Insurance Defense

Update on Recent Insurance Law Decisions

There have been a number of recent court decisions and developments which are of potential significance to the practice of insurance law. These involve the duty to defend, coverage for corporations in defamation matters, worker’s compensation, proof of the existence of specific types of insurance and expert testimony.

Always, each case involves different facts and law, and accordingly the following must be taken for general information purposes only, rather than for action upon any specific fact situation.

CGL Insurance- The Duty to Indemnify is Not Dependent on the Duty to Defend:

In D.R. Horton-Texas, Ltd. v. Markel International Insurance Co., Ltd., 06-1018 (Tex. 2009), the Supreme Court held that the duty to indemnify is not dependent on the duty to defend and that an insurer may have a duty to indemnify its insured even if the duty to defend never arises. Thus, even if there is no duty to defend under the pleadings, an insurer’s duty to indemnify may exist and will depend on the facts proven at trial and whether the damages caused by the insured’s acts or omissions proven are covered by the terms of the policy. In this case, the insurer settled the Plaintiff’s claim before trial of the liability issue. Nonetheless, the Supreme Court held that “In determining coverage, a matter dependent on the facts and circumstances of the alleged injury-causing event, parties may introduce evidence during coverage litigation to establish or refute the duty to indemnify,…” and especially in situations where, as in the case at issue, the underlying liability dispute is resolved before a trial on the merits and there was no opportunity to develop the coverage evidence in the underlying litigation.

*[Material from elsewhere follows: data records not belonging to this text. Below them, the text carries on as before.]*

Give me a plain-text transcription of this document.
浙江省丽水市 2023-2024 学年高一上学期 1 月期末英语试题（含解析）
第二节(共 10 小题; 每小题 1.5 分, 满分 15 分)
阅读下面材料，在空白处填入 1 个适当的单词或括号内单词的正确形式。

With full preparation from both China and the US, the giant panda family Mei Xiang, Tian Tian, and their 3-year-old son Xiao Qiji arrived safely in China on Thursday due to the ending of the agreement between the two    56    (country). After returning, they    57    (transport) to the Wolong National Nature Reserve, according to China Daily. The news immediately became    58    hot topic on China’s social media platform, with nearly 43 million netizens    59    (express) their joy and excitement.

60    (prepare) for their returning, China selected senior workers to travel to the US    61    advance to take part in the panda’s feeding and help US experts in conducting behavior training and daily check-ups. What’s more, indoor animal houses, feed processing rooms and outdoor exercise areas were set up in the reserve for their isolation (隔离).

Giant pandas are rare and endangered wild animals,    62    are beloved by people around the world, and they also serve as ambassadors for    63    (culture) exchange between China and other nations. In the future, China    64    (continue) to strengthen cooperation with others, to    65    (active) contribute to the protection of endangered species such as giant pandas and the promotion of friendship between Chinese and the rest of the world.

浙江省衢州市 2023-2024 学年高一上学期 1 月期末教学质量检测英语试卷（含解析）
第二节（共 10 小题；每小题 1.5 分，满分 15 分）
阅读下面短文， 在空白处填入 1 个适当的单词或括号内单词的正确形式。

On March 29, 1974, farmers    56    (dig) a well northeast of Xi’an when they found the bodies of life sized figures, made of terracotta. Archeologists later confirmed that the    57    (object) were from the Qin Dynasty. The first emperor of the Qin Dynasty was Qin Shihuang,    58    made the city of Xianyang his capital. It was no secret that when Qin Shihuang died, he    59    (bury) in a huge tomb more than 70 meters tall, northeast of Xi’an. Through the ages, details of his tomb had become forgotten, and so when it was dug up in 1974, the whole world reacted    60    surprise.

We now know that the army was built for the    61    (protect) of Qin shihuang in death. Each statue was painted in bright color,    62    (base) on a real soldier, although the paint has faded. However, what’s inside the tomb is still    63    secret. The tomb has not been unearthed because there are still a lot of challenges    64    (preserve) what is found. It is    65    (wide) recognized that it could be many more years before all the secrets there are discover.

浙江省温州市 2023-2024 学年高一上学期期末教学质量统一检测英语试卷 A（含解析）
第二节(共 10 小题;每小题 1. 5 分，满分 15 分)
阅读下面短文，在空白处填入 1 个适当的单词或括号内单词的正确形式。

Failure to Obtain Insurance- Proof of Causation Required:

In Metro Allied Insurance Agency, Inc. v. Lin, 07-1032 (Tex. 2009), the Supreme Court addressed proof of causation required to establish liability for a party’s failure to procure insurance, and held that under both negligence and Texas Deceptive Trade practices Act theories, a plaintiff must prove the availability of coverage which would have covered the plaintiff’s damages, through proof of existing policy terms, or by other evidence that the proposed insurance agreement was available in the market, or by expert testimony to that effect.

Products Liability- Sufficiency of Expert Testimony:

In Whirlpool Corporation v. Camacho, 08-0175 (Tex. 2009), the Supreme Court discussed in detail the plaintiff’s expert’s testimony, and reversed a judgment in favor of plaintiff, noting that the trial court must evaluate an expert’s testimony by considering both our Robinson-type factors and examining an expert’s testimony for analytical gaps in his testimony, since “in very few cases will the evidence be such that the trial court’s reliability determination can properly be based only on the experience of a qualified expert to the exclusion of factors such as those set out in Robinson, or, on the other hand, properly be based only on factors such as those set out in Robinson to the exclusion of considerations based on a qualified expert’s experience.”

Workers Compensation- Subscribing Employers- General Contractor- Owner Controlled Insurance Program (“OCIP”):

In HCBeck Ltd. v. Rice, 06-0418 (Tex. 2009), the Supreme Court dealt with the extent to which a general contractor must “provide” workers’ compensation insurance to qualify for statutory employer status and the resulting immunity from work-related claims of a subcontractor’s employee. Dealing with an “owner controlled insurance program” (“OCIP”) the Supreme Court held that a general contractor “provides” workers compensation insurance, and is thus statutorily insulated from liability, where the OCIP is incorporated into both the general contractor’s upstream contract with the owner and into the general contractors downstream subcontract, provided that the contract specifies that the general contractor is ultimately responsible for obtaining alternate workers compensation insurance in the event that the owner terminates the OCIP.

Such is the case even though the general contractor did not pay any workers compensation premiums for the injured subcontractor’s employee, those premiums having been paid by the owner under the OCIP.

Defamation- Coverage Excluded for Corporation Based Upon Knowledge of its Officers and Employees:

In Chrysler Insurance Company v.Greenspoint Dodge of Houston, Inc., 08-0780 (Tex. 2009), the Supreme Court dealt with an insurance policy’s exclusion of coverage for defamatory statements where made by an insured with knowledge of the statement’s falsity. The Supreme Court held that a corporation’s knowledge is not limited to what its officers know, but may include the knowledge of other employees, if those employees are corporate-vice principals. Thus, where corporate employees were found to be “vice-principals” of the corporation, the corporation thus “knew,” through its vice principals, that the defamatory remarks were false when made, and such knowledge by the corporation, as the named insured, was sufficient to invoke the “known-falsity exclusion.” Accordingly the policy in question did not provide liability coverage for the underlying defamation claim.